# Staining birch plywood



## daviddoria (Dec 18, 2007)

Is there any hope at using something like this:
http://www.homedepot.com/Paint-Inte...splay?langId=-1&storeId=10051&catalogId=10053
to stain birch plywood? I am going for a very low cost option that I can get locally (i.e. I don't want to order dye).

Any thoughts?

Thanks,

Dave


----------



## Wood4Fun (Aug 29, 2008)

you probably would want to use the sealer first, and let it dry a full 24 hours before doing the stain (the label will tell you an hour or so.... they lie).
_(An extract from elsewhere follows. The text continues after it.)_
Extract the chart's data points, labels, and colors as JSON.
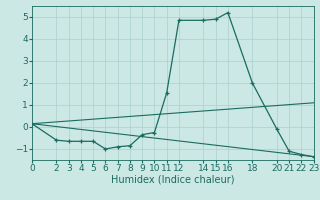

I think Minwax calls their sealer "wood conditioner"??


----------



## hfactor (Dec 21, 2010)

*status*

How did it come out?
Did you apply a shellac / conditioner / sealer first and then sand and stain?


----------



## jack warner (Oct 15, 2010)

i prefure a gel stain. better control of color, and all that sealing stuff is not needed. just condition first with ms.
if you seal the wood, that stain wont work. it is a penitrating stain and relies on soaking into the wood. if you use it on sealed wood it will not dry properly and cause problems with the top coat.


----------



## daviddoria (Dec 18, 2007)

Here is the result:
http://picasaweb.google.com/daviddoria/CoffeeTable#5440777870103615730

I did NOT use a conditioner, just sanded and then stained. Thanks for the input!

David


----------